Ja mieszkam 20 km od Olecka i wychowałem się na takiej pszczole jako dzieciak- nikt nie miał innych niż lokalne, mój Tato też . Do dziś znam pszczelarzy , którzy tylko z nią pracują . Przez wielu pszczelarzy naturalnych zaliczana jest do pszczół ciemnych . Hodowla zachowawcza prowadzona jest od lat 70-tych ubiegłego wieku , a inseminowane matki zasilają pasieki w Puszczy Augustowskiej. Nie jestem tak obeznany w genetyce i obrywaniu skrzydełek pszczół jak mój Uczony Kolega przedpiszący, ale pszczoła pochodzi z Puszczy Augustowskiej . To region bardzo ubogi rolniczo : piaski , jeziora i laski. Więc i pszczoła leśna na ubogie pożytki. Szczyt rozwoju na lipę - to pożytek dający zapasy na zimowlę. Po lipie zwija siły i trudno ją zachęcić do dalszego utrzymania dużej rodziny , czy kolejne pożytki. Sama sobie robi przerwę w czerwieniu do połowy sierpnia - bo szkoda zapasów na czerwienie zbędne z punktu widzenia przetrwania rodziny.  Zimuje doskonale , w małych jak na współczesne warunki rodzinach . Bardzo dobry wiosenny rozwój , ale i szybka gotowość do rójki - to jej metoda na przetrwanie gatunku.

Agresja ? Z pewnością może być problem z miodem lipowym , bo ma zakodowane ,że to zapas nienaruszalny więc broni do ostatnich sił. Atakuje całą rodziną , a jak jest  więcej rodzin to chętnie dołączą się do ataku . Ostry, kwaśny zapach w powietrzu i pszczoły z furią uderzające w kapelusz to wcale nie rzadkie zachowanie.
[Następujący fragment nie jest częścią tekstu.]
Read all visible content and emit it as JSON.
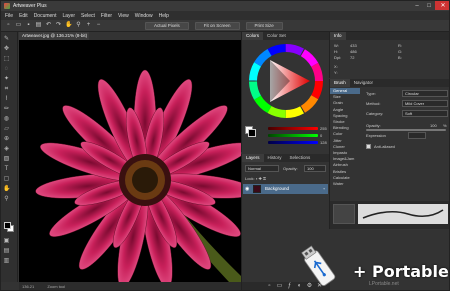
{
  "window": {
    "title": "Artweaver Plus",
    "buttons": [
      "–",
      "□",
      "✕"
    ]
  },
  "menu": [
    "File",
    "Edit",
    "Document",
    "Layer",
    "Select",
    "Filter",
    "View",
    "Window",
    "Help"
  ],
  "toolbar": {
    "actual_pixels": "Actual Pixels",
    "fit_on_screen": "Fit on Screen",
    "print_size": "Print Size"
  },
  "document": {
    "tab_title": "Artweaver.jpg @ 136.21% (8-bit)"
  },
  "status": {
    "zoom_value": "136.21",
    "zoom_tool": "Zoom tool"
  },
  "colors_panel": {
    "tabs": [
      "Colors",
      "Color Set"
    ],
    "slider_values": [
      "255",
      "0",
      "128"
    ]
  },
  "info_panel": {
    "tab": "Info",
    "left": [
      "W:",
      "H:",
      "Dpi:"
    ],
    "left_values": [
      "433",
      "486",
      "72"
    ],
    "right": [
      "R:",
      "G:",
      "B:"
    ],
    "xy": [
      "X:",
      "Y:"
    ]
  },
  "brush_panel": {
    "tabs": [
      "Brush",
      "Navigator"
    ],
    "categories": [
      "General",
      "Size",
      "Grain",
      "Angle",
      "Spacing",
      "Stroke",
      "Blending",
      "Color",
      "Jitter",
      "Cloner",
      "Impasto",
      "Image&Jam",
      "Airbrush",
      "Bristles",
      "Calculate",
      "Water"
    ],
    "selected_category": "General",
    "type_label": "Type:",
    "type_value": "Circular",
    "method_label": "Method:",
    "method_value": "Mild Cover",
    "category_label": "Category:",
    "category_value": "Soft",
    "opacity_label": "Opacity:",
    "opacity_value": "100",
    "expression_label": "Expression",
    "anti_aliased": "Anti-aliased"
  },
  "layers_panel": {
    "tabs": [
      "Layers",
      "History",
      "Selections"
    ],
    "blend_mode": "Normal",
    "opacity_label": "Opacity:",
    "opacity_value": "100",
    "lock_label": "Lock:",
    "layer_name": "Background"
  },
  "overlay": {
    "portable_text": "+ Portable",
    "watermark": "LPortable.net"
  },
  "colors": {
    "accent": "#4a6a8a",
    "panel": "#333333",
    "canvas": "#000000",
    "flower": "#c8205a"
  }
}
To nie tylko obrona gniazda , ale i poszukiwanie agresora. Nie są selekcjonowane na łagodność czy miodność bo nie taki cel hodowli. Gadanie o łagodności AMM czy innej bajkowej pszczoły to żart . Dzikie pszczoły  takie nie są bo zeżre je każdy zwierz, nawet mysz nie tylko niedźwiedź . Muszą się bronić.

Do lipy nie ma żadnego problemu , żadnej agresji ale lepiej nie pracować jak pogoda marna bo może się to nie spodobać i wywołać agresję . Rzepak czy mniszek bez sensacji - zdarzało się wirować w gaciach bez koszuli , tylko w kapeluszu. Nie trzymają się ramki , ale to też nie musi być wada , nie trzeba ramek omiatać żeby je obejrzeć :) Nie przyniosą tyle miodu co buckfasty czy srainki , ale nie każdy to traktuje jako najważniejszy parametr. Z pewnością jest bardziej ceniona za granicą niż w kraju i to nie tylko jako rezerwuar genów , ale hodowana w czystej postaci. Kampinoska i Augustowska wymieniana jest jednym tchem obok innych ciemnych pszczół. Polecam filmiki pszczelarza z Niemiec, bardzo ciekawy gość , a najbardziej mnie zainteresowała w jego hodowli ciemna pszczoła sycylijska i ciekawa teoria o jej pochodzeniu. Nawet Włoszki nie wszystkie żółte .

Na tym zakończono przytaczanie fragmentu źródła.